Several years ago, Amazon’s KDP introduced their Select program which allowed authors who published through them to give away books for free on their site if they signed a 90 day exclusivity agreement. Thinking 90 days wasn’t much of a commitment, many authors agreed to it. Fast forward to 2017, where Amazon is selling over 30 million books and nearly one million of those books are free on any given day flooding the market. The numbers alone have authors questioning whether going exclusive with Amazon is even worth it anymore?
Your Goals Matter
No matter what the latest marketing tricks are at the moment they mean very little if you haven’t a clear definition of where you want to go. It’s vital that you ask yourself before you sign any long term contract, why am I doing this? Do I wish to…
- Make money
- Get more reviews
- Build up an email list
- Sign with a traditional publisher and go hybrid
- Become an influencer in a chosen field
- Build a publishing company
- Republish a back catalog of work
- Build a career as an author
As you can see there are a myriad of reasons why people self-publish and many of them don’t require you signing an exclusivity contract. For example, if you want to sign with a traditional publisher then it might not be wise to lock your work up for any period of time. If interested, a publisher may insist you take down the book and you can’t do that if you’re only 10 days into your 90 day exclusivity agreement.
Why Ask For An Exclusive?
It’s not uncommon for retailers like Amazon, to ask for exclusives, most retailers do. It gives them the competitive edge because they offer something their competition doesn’t. However the manufacturer or vendor (in this case you), usually gets something in return like favorable product placement in exchange for the temporary inconvenience and loss of profit. Yet with Amazon, there is no such negotiation and instead of favorable product placement, books that are put into the Select program are put on a special list away from the paid books when they go free. This is the reverse of favorable product placement since the paid books are the default page that shoppers are sent to. It’s great for Amazon, who gets exclusive content but bad for indie authors who get relegated to a nebulous tab.
The Psychology Behind it
Lots of authors believe that exclusives are done because retailers and publishers are greedy and though that’s debatable, retailers actually do it because it works. It’s been proven that products which are available on a limited basis create a scarcity mentality in the minds of shoppers. It triggers the buy impulse when customers believe this opportunity may never come by again. Exclusives also make customers feel a sense of appreciation because the retailer is offering them this valuable product making them feel part of a privileged group.
Yeah, But Why Free?
In retail the competition is fierce, these days customers are much savvier and do their research before making purchases. If they find a product at an online retailer at a cheaper price, that’s called showrooming and it forces brick and mortar stores to match that price or even beat it. This is how Amazon kills the competition after all, what’s cheaper than free? Even other book retailers like Barnes & Noble can’t compete with this and have begun positioning their business away from books.

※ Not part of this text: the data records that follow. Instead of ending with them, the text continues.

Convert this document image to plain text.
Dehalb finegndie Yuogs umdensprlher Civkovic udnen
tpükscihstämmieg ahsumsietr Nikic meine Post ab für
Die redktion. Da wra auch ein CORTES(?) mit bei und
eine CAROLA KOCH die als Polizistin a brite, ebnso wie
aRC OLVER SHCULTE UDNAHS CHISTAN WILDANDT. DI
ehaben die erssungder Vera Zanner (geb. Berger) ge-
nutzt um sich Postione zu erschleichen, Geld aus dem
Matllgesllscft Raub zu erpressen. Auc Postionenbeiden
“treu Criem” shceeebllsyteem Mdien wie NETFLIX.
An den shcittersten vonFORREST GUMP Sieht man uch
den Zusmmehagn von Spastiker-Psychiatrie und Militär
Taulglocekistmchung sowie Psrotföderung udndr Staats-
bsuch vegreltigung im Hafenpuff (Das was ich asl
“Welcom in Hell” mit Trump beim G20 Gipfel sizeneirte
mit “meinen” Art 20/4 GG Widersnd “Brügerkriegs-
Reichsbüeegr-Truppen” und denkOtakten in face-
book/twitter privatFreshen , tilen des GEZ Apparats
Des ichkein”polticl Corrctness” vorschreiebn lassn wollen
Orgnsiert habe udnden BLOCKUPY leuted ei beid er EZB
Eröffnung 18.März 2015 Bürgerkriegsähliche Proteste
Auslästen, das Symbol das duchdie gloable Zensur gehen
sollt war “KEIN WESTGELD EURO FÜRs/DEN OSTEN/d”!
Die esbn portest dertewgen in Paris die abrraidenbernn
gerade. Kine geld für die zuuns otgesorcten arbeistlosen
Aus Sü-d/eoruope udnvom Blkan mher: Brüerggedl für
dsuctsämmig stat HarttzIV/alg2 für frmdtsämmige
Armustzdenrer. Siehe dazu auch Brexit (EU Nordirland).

Exclusivity Vs Expanded Distribution
Believe it or not, many startup companies claim exclusivity as the secret ingredient to their success. However, it’s not the only ingredient, exclusivity should be part of a deeper marketing strategy. Authors should be leveraging this exclusive period to collect reviews or email addresses for their lists. Don’t just sit on your duff during this period, there is still work to do —plan the next move. Ultimately that should mean branching out to other retailers like Kobo, Apple and Barnes & Noble.
Authors Remaining Exclusive: A Thought
There are experts who used to advise indie authors to remain in the KDP Select program permanently. They proposed that indies use one book as a loss leader and forgo immediate profits for long term ones. They suggest that authors use their free book to collect email addresses and sell the next book. However this may not be a good idea today because several indie authors now report their downloads dropping after the second or third time around in Select. So going exclusive with Amazon will work but only for so long. Today, we have no choice but to make our books available everywhere you possibly can because the old tricks don’t work anymore. Another thing we indie authors have to consider is the inevitable fact that sometime in the future another company will knock Amazon off its perch and wouldn’t it be nice if all our eggs weren’t in one basket?